BAB 8

4.3K 1K 71
                                    

BAB 8

Sesuai kesepakatan, setelah menikah Steel akan tinggal di rumah Rena bersama Yanti, karena Rena tidak tega meninggalkan ibunya sendirian. Steel mengiyakan. Baginya tinggal di mana pun tidak masalah. Subhan dan Rosaline, kedua orang tua Steel juga tidak melarang hal itu.

Yang sedikit menjadi masalah ialah ... sikap Rena yang sama sekali tak bisa ditebak. Terkadang ia begitu hangat, tapi di lain kesempatan menjadi begitu dingin. Membuat Steel bingung sendiri. Sebab dulu Rena tidak demikian.

Perubahan tersebut terasa sejak mereka membuat kesepakatan untuk menikah.

Tidak, mungkin bukan hanya Rena, tapi Steel juga. Dirinya pun merasa aneh dengan semua ini, padahal dirinya yang membuat penawaran gila. Penawaran gila yang diutarakan tanpa berpikir panjang terlebih dahulu. Anehnya, kenapa Rena juga langsung mengiyakan begitu saja?

Tahu apa yang ada di benak Steel saat Rena bilang iya malam itu? Seluruh sistem syaraf dalam tempurung kepalanya seolah berhenti bekerja dan membiarkan pikiran Steel kosong selama sepersekian detik. Kesulitan mengelola informasi yang sebelumnya sama sekali tak diperhitungkan.

Karena sungguh, tawaran semacam itu bukan hal mudah untuk diiyakan. Reaksi normal yang seharusnya Rena dapatkan ialah ditertawakan seperti orang tolol atau mendapat tendangan di tulang kering.

Bukan. Bukan malah tatapan aneh yang diikuti oleh anggukan.

Saat itu, sudah terlambat untuk menjilat ludah sendiri.

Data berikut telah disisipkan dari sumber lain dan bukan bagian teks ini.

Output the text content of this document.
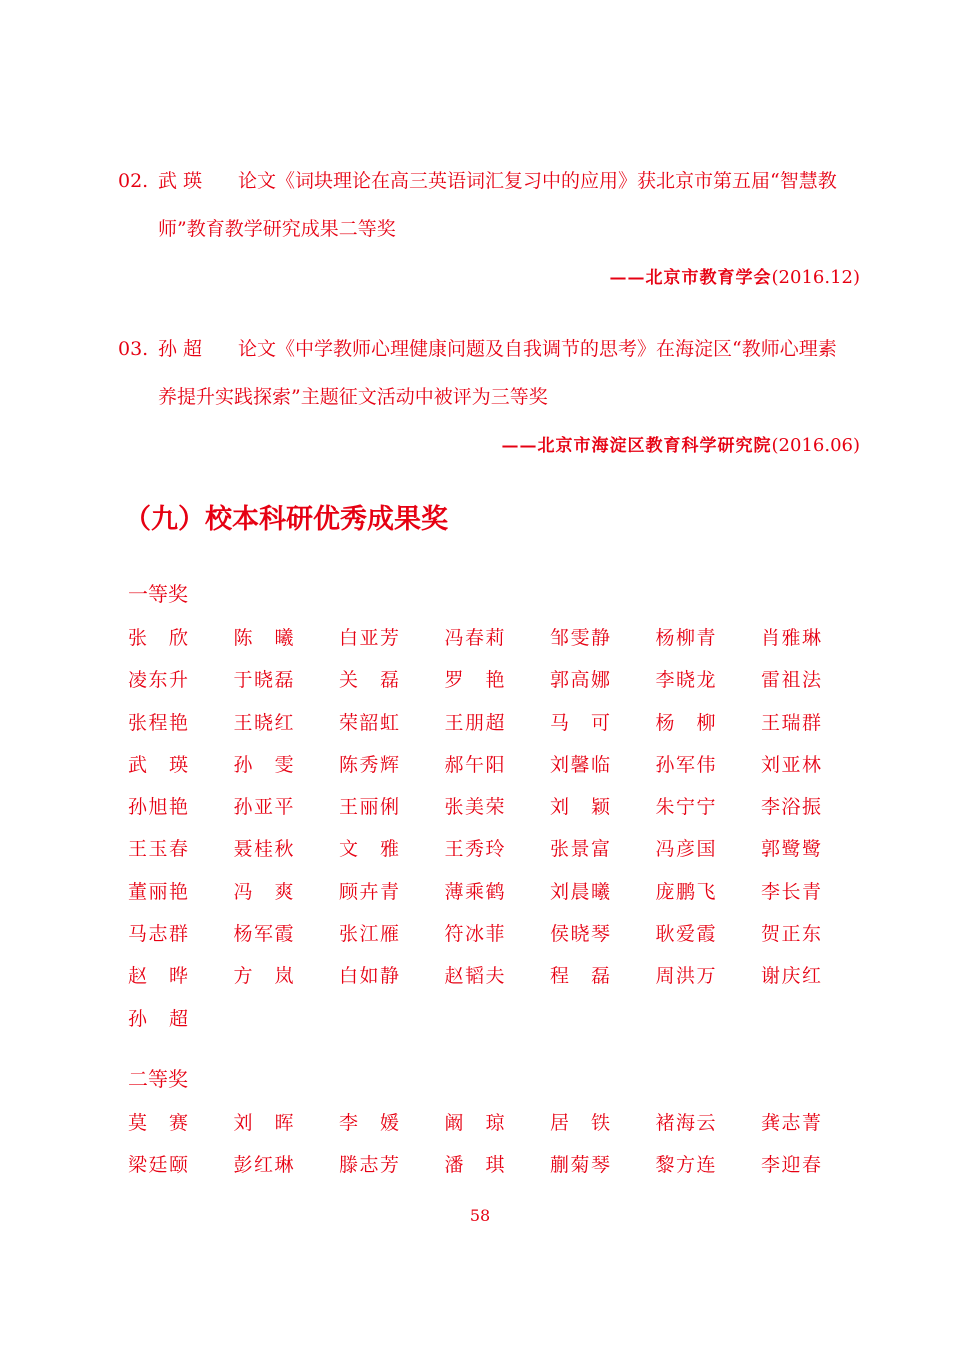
02. 武 瑛 论文《词块理论在高三英语词汇复习中的应用》获北京市第五届“智慧教
师”教育教学研究成果二等奖
——北京市教育学会(2016.12)
03. 孙 超 论文《中学教师心理健康问题及自我调节的思考》在海淀区“教师心理素
养提升实践探索”主题征文活动中被评为三等奖
——北京市海淀区教育科学研究院(2016.06)
（九）校本科研优秀成果奖
一等奖
张 欣 陈 曦 白 亚 芳 冯 春 莉 邹 雯 静 杨 柳 青 肖 雅 琳
凌 东 升 于 晓 磊 关 磊 罗 艳 郭 高 娜 李 晓 龙 雷 祖 法
张 程 艳 王 晓 红 荣 韶 虹 王 朋 超 马 可 杨 柳 王 瑞 群
武 瑛 孙 雯 陈 秀 辉 郝 午 阳 刘 馨 临 孙 军 伟 刘 亚 林
孙 旭 艳 孙 亚 平 王 丽 俐 张 美 荣 刘 颖 朱 宁 宁 李 浴 振
王 玉 春 聂 桂 秋 文 雅 王 秀 玲 张 景 富 冯 彦 国 郭 鹭 鹭
董 丽 艳 冯 爽 顾 卉 青 薄 乘 鹤 刘 晨 曦 庞 鹏 飞 李 长 青
马 志 群 杨 军 霞 张 江 雁 符 冰 菲 侯 晓 琴 耿 爱 霞 贺 正 东
赵 晔 方 岚 白 如 静 赵 韬 夫 程 磊 周 洪 万 谢 庆 红
孙 超
二等奖
莫 赛 刘 晖 李 媛 阚 琼 居 铁 褚 海 云 龚 志 菁
梁 廷 颐 彭 红 琳 滕 志 芳 潘 琪 蒯 菊 琴 黎 方 连 李 迎 春
58
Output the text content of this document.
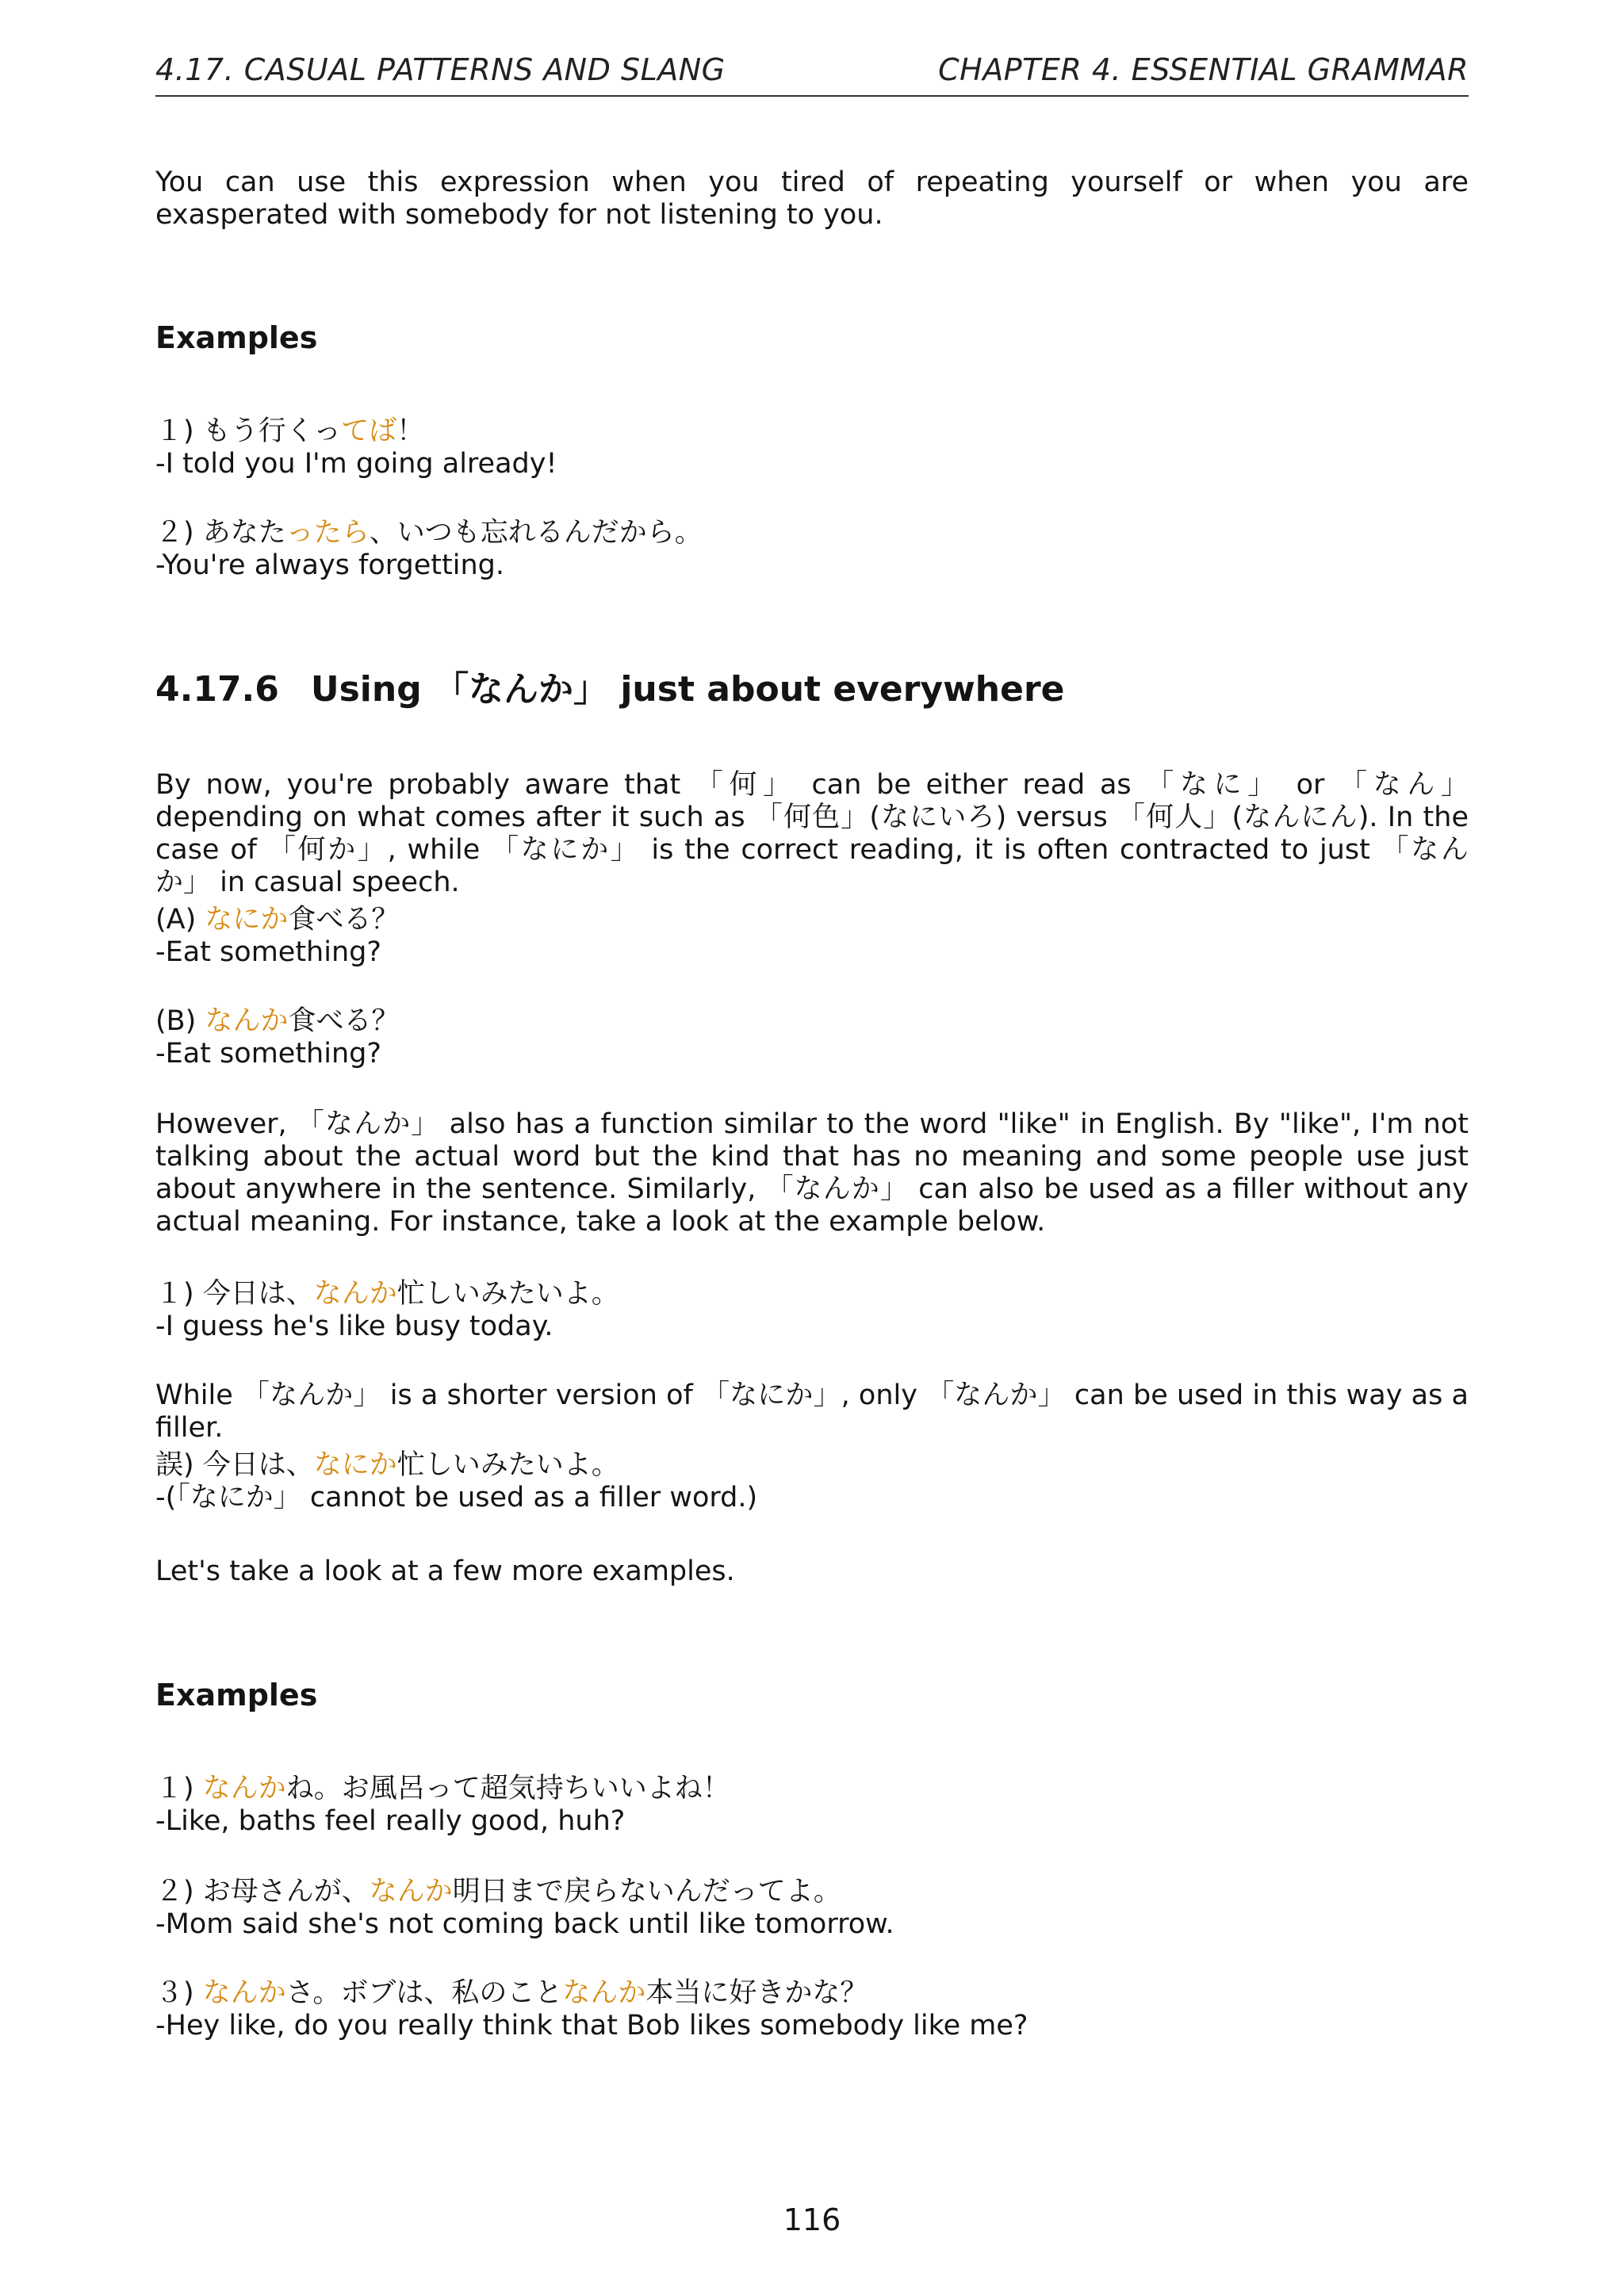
4.17. CASUAL PATTERNS AND SLANG	CHAPTER 4. ESSENTIAL GRAMMAR
You can use this expression when you tired of repeating yourself or when you are exasperated with somebody for not listening to you.
Examples
１) もう行くってば！
-I told you I'm going already!
２) あなたったら、いつも忘れるんだから。
-You're always forgetting.
4.17.6 Using 「なんか」 just about everywhere
By now, you're probably aware that 「何」 can be either read as 「なに」 or 「なん」 depending on what comes after it such as 「何色」(なにいろ) versus 「何人」(なんにん). In the case of 「何か」, while 「なにか」 is the correct reading, it is often contracted to just 「なんか」 in casual speech.
(A) なにか食べる？
-Eat something?
(B) なんか食べる？
-Eat something?
However, 「なんか」 also has a function similar to the word "like" in English. By "like", I'm not talking about the actual word but the kind that has no meaning and some people use just about anywhere in the sentence. Similarly, 「なんか」 can also be used as a filler without any actual meaning. For instance, take a look at the example below.
１) 今日は、なんか忙しいみたいよ。
-I guess he's like busy today.
While 「なんか」 is a shorter version of 「なにか」, only 「なんか」 can be used in this way as a filler.
誤) 今日は、なにか忙しいみたいよ。
-(「なにか」 cannot be used as a filler word.)
Let's take a look at a few more examples.
Examples
１) なんかね。お風呂って超気持ちいいよね！
-Like, baths feel really good, huh?
２) お母さんが、なんか明日まで戻らないんだってよ。
-Mom said she's not coming back until like tomorrow.
３) なんかさ。ボブは、私のことなんか本当に好きかな？
-Hey like, do you really think that Bob likes somebody like me?
116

Oh, tolong jangan tanya alasan Steel menawarkan pernikahan dadakan. Barangkali karena dirinya sudah terlalu putus asa dan malas mencari.

Sebenarnya tidak. Ada alasan lain. Di mata Steel kala itu, Rena tampak bagai pilihan paling tepat. Benar dia adik Raki, lelaki yang sempat mengkhianati keluarga. Tetapi, Rena tidak terlihat seperti itu. Dia lebih sederhana dan memandang dunia apa adanya.

Entah sejak kapan Steel mulai memperhatikan wanita itu secara lebih intens. Yang pasti, para ponakan mendekatkan mereka. Untuk ukuran seorang bibi, Rena terlalu protektif pada Flora. Sedang sebagai seorang paman, Steel ingin Tita menjadi wanita tangguh yang bisa membela dirinya saat berada di situasi yang menyudutkan. Sedang Tita, Nana dan Flora sama sekali tak terpisahkan.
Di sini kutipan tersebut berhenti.